I still remember current Deputy Prime Minister Prof Wissanu Krea-ngam saying at the time he met the president of the Constitutional Drafting Commission (CDC), Prof Meechai Ruchuphand, me and other members on day one following the inception of the CDC in 2015. He said: “In the previous years, we have had too many lawyers assisting the country in drafting a number of laws. As of now, we do need some socio-legal experts to share societal viewpoints and perspectives on social and humanity domains. Otherwise, we will always see things from the same direction.”
Thailand is currently administered by code law but is also influenced by the common law in many areas. Civil law or code law mainly focuses on the written legal facts that appear in the law, unlike the common law which may vary at the discretion of judges or jurors.

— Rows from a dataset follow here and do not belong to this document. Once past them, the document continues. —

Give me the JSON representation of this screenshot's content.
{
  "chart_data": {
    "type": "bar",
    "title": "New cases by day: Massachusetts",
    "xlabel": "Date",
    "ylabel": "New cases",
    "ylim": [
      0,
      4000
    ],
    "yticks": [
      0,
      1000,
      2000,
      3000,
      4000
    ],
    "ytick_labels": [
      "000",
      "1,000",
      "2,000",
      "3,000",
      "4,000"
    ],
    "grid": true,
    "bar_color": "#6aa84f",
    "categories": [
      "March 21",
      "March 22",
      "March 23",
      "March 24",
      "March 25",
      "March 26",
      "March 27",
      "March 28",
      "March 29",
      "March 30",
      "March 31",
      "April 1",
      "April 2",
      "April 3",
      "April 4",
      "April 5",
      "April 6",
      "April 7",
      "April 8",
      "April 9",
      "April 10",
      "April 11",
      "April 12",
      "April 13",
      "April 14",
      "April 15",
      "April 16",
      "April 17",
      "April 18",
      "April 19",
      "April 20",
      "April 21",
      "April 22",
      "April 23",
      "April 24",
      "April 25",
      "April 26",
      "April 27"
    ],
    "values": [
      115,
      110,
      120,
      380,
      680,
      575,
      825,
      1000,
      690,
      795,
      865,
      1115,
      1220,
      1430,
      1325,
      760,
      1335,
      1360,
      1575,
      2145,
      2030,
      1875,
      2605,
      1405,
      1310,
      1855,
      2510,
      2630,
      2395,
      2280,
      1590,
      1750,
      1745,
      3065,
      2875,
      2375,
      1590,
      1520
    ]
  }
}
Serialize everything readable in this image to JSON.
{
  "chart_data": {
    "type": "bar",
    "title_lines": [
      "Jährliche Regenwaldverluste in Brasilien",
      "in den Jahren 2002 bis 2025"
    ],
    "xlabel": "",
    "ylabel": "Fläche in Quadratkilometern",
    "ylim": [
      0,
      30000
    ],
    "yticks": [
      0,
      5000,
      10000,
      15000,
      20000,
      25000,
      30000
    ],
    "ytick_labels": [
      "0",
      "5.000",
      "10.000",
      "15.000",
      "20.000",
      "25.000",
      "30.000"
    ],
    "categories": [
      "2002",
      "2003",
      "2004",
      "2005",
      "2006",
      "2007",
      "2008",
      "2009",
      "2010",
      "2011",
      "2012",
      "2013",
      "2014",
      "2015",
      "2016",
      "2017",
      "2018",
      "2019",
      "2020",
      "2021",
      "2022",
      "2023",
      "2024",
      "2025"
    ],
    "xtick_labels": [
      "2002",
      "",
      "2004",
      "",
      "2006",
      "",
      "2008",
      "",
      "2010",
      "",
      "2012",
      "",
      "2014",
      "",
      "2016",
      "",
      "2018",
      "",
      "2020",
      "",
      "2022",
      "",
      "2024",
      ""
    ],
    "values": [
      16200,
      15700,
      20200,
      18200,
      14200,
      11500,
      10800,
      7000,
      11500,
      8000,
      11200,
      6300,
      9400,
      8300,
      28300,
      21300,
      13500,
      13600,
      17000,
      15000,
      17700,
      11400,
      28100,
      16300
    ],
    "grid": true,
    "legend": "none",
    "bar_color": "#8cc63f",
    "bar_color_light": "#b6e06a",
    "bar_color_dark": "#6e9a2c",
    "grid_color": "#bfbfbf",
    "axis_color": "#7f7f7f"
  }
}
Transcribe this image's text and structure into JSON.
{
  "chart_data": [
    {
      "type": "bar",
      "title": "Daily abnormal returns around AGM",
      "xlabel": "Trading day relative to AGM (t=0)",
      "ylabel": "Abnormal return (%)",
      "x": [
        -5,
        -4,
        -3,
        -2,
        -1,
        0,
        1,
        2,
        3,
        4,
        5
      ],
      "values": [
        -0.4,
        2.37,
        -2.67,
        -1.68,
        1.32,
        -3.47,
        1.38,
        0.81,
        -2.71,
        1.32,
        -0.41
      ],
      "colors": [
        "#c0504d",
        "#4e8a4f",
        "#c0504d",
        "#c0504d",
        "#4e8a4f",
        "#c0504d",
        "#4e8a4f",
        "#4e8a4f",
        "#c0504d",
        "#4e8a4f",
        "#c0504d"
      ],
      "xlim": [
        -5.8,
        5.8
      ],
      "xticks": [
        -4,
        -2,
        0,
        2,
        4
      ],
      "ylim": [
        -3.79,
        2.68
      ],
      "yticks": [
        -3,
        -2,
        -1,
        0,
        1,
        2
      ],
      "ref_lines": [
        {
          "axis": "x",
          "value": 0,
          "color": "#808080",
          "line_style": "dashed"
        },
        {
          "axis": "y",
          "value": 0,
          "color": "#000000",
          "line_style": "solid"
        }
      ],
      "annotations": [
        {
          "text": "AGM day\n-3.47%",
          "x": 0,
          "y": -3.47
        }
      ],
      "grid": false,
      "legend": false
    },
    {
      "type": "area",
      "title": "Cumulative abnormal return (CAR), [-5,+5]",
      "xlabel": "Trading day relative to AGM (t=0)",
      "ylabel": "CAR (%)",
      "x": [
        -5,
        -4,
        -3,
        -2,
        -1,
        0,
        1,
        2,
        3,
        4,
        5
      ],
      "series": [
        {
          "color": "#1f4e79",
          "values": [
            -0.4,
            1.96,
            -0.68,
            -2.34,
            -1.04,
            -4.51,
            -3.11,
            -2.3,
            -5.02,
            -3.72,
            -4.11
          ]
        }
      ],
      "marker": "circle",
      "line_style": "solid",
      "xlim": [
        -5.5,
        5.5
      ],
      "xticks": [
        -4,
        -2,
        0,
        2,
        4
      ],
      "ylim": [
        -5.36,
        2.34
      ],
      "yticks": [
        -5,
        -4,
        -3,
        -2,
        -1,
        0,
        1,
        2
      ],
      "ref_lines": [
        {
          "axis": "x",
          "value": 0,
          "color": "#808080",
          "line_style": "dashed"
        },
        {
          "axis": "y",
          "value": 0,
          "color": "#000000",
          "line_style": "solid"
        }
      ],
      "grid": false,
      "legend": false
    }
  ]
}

I found it really difficult when I had to participate in a B.CL. reading class in Oxford due to the large number of “case laws”. I needed to read similar cases which might differ from one another in terms of the court ruling.
As a spokesperson and a former commissioner in the CDC, it seems to be boastful to say that I am confident in my knowledge of the Constitution and all organic laws in which I got involved. This includes “the constitutional intent” that I also participated in, sharing my views in the committee presided over by Prof Supachai Yavaprapas, the former dean of political science at Chulalongkorn Unversity. I also raised questions if need be and am very proud to have been a part of the CDC, and that its president, Prof Meechai, is a democratic leader, who is open-minded and patiently listened tirelessly to all members’ arguments.
In the case of General Prayut, he had to be suspended from duty because the court procedure allows judges to use their discretion to do so for the sake of the majority interest. The court has not yet ruled on whether Prayut has to step down or for how long he can remain in power. We need to wait and see. I disagree, however, with those who apply the temporary clause (Article 264) in the Constitution to convince us that he must be expelled on the 24th of August. This is due to the intent of that article simply wanting to have the former government, prior to the new Constitution coming into effect, officially have the same duties and responsibilities as the government under the newly written Constitution should do. We all know well that a general election was not held at the time. We cannot interpret the law that General Prayut, or for that matter any of the living former prime ministers, have reached their term limits. Nevertheless, the court will have the final say and we all have to respect the court’s verdict no matter what.
Amorn Wanichwiwatana, DPhil (Oxon), is a political scientist at Chulalongkorn University.